Clough’s brief history lesson also left much to be desired: “There are Palestinians, but there is no Palestine, at least, in modern geography there is no Palestine. Yet, in history, we know it did exist, mainly as a province of empires. The Egyptian, the Babylonian, the Roman, the Arab, the Ottoman. Its last incarnation was as a British mandate which came to an end with the birth of Israel in 1948. Descended from the Philistines, from which the word Palestine derives, the Canaanites and the Arabs, Palestinians have dwelt in this land since time immemorial. It is also the Holy Land, sacred to the peoples of the book, Jews, Christians and Muslims.”

Griffith University academic Halim Rane sketched an unrecognisable version of history that in “1947, half the Palestinian population were driven from their homes and land. This resulted in Israel declaring its state.”

Multiple references were made to the alleged cruelty of the security wall.

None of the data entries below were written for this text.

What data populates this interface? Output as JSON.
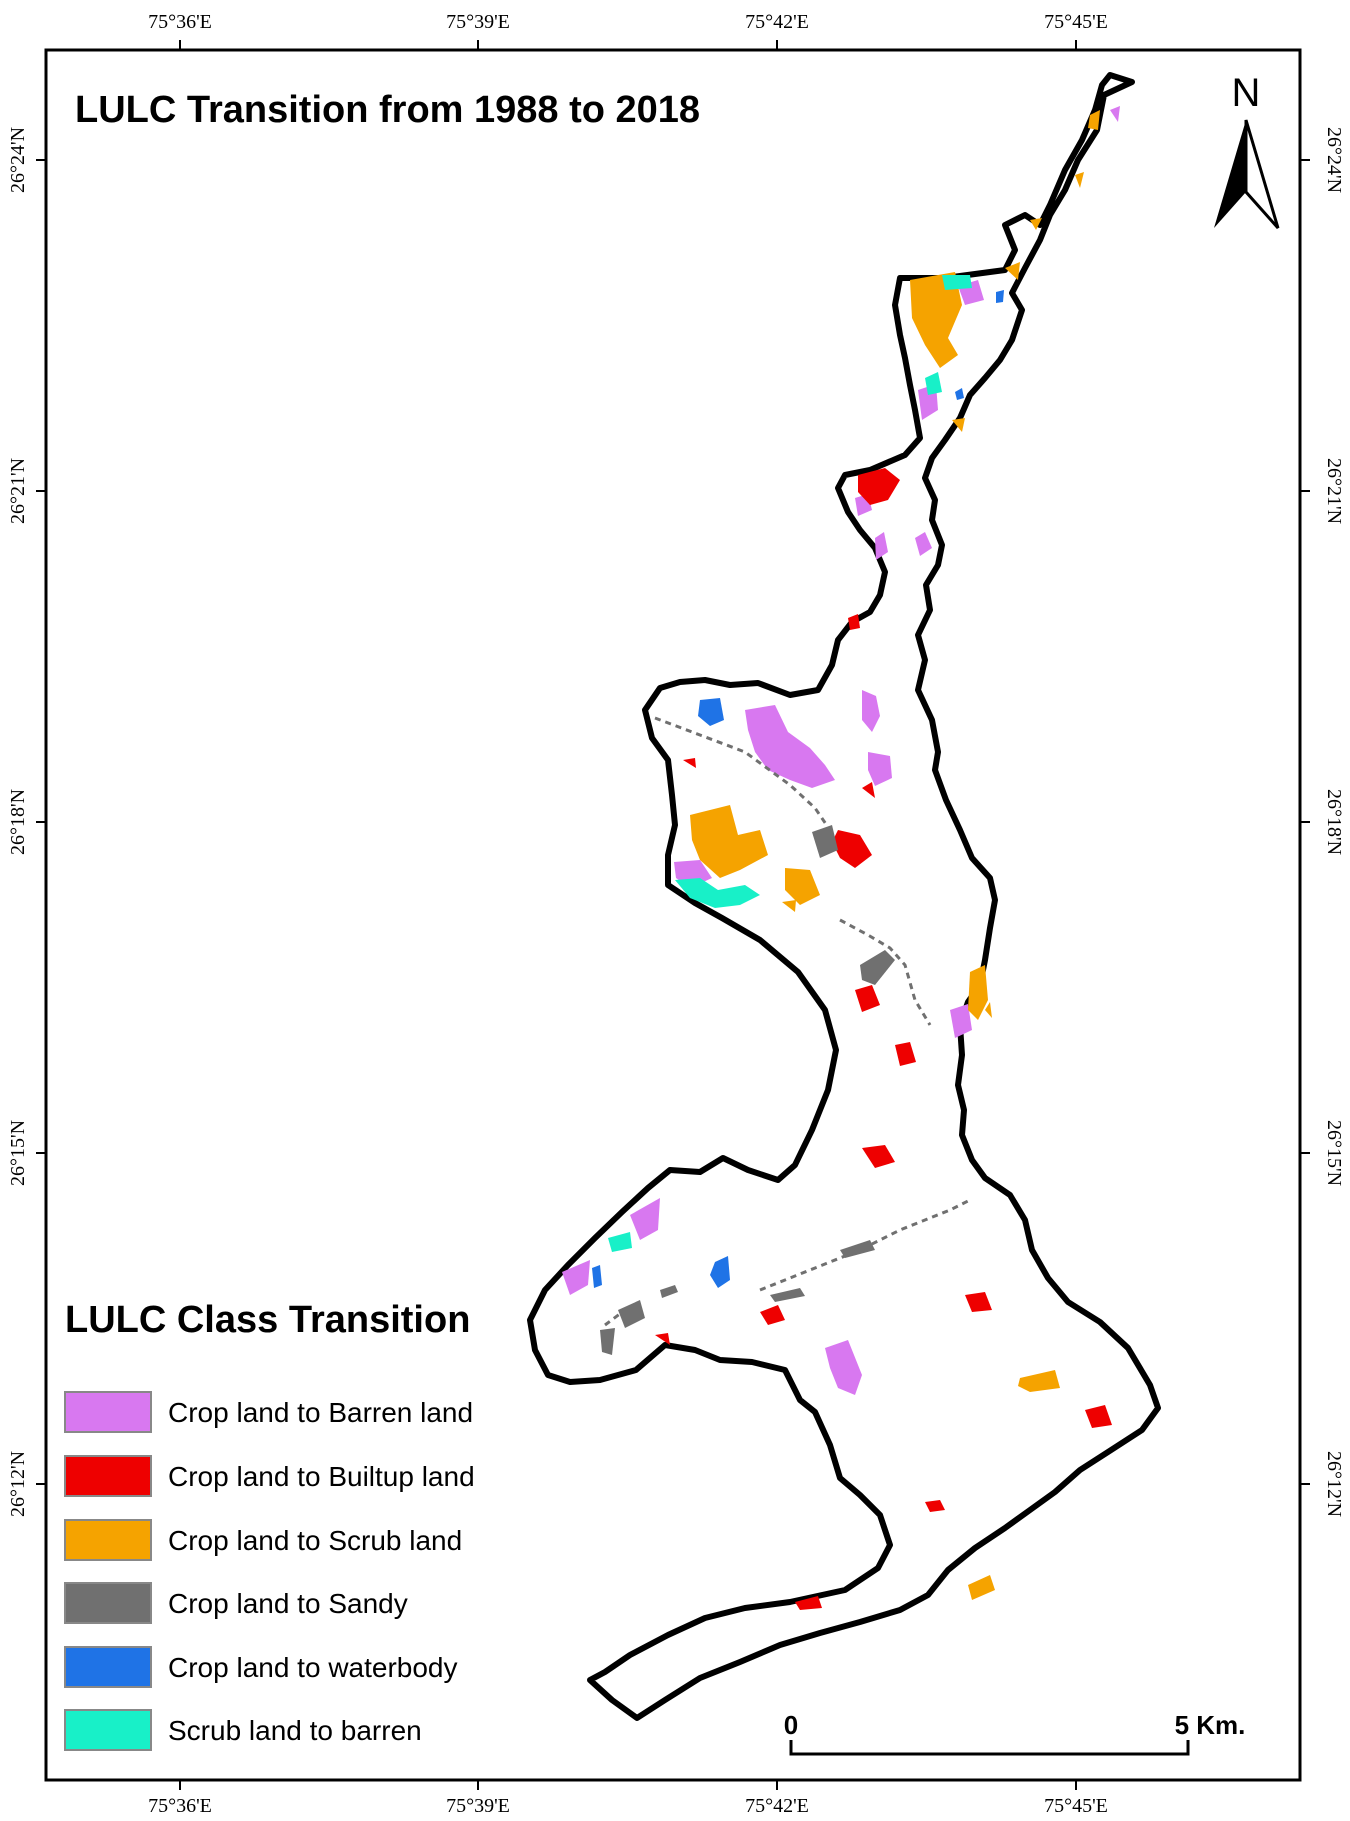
{
  "map": {
    "title": "LULC Transition from 1988 to 2018",
    "north_label": "N",
    "longitude_ticks": [
      "75°36'E",
      "75°39'E",
      "75°42'E",
      "75°45'E"
    ],
    "latitude_ticks": [
      "26°24'N",
      "26°21'N",
      "26°18'N",
      "26°15'N",
      "26°12'N"
    ],
    "scale_bar": {
      "start_label": "0",
      "end_label": "5 Km."
    }
  },
  "legend": {
    "title": "LULC Class Transition",
    "items": [
      {
        "label": "Crop land to Barren land",
        "color": "#d878f0"
      },
      {
        "label": "Crop land to Builtup land",
        "color": "#ee0000"
      },
      {
        "label": "Crop land to Scrub land",
        "color": "#f5a300"
      },
      {
        "label": "Crop land to Sandy",
        "color": "#707070"
      },
      {
        "label": "Crop land to waterbody",
        "color": "#1f73e6"
      },
      {
        "label": "Scrub land to barren",
        "color": "#18f0c8"
      }
    ]
  }
}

Unsurprisingly, the link between the need for the barrier’s construction to prevent suicide bombers successfully crossing into Israel from the West Bank was obscured. In fact the program made the opposite case, with Tel Aviv Professor Gadi Algazi adamant security had “nothing to do with it”.
 
The evident manipulation in the show was also unsurprising, given that the obsessive anti-Israel Cathy Peters was the program’s producer. Peters is the former NSW Greens councillor who was instrumental in proposing the notorious BDS motion to Marrickville Council in 2010.

The value of values

 

In the Spectator Australia (8/12) Tim Smith excoriated the federal government for, essentially, showing a lack of values by not voting against the upgrade of the status of Palestinian representation at the UN.

“We don’t like to assert moral absolutes anymore. Polite society suggests it’s simplistic or gauche to speak in such terms of right and wrong, black and white, friend or foe. But you can’t run semantic arguments of relativism with regard to Israel… As [Canadian Prime Minister Stephen] Harper said: ‘Israel is the only country in the world whose very existence is under attack and is consistently and conspicuously singled out for condemnation.’ You either support Israel or you don’t…Israel is the only true democracy in the Middle East. It is the only country where woman, gays and minorities are protected by law, whose people vote in free and fair elections, and where the rule of law is sovereign.”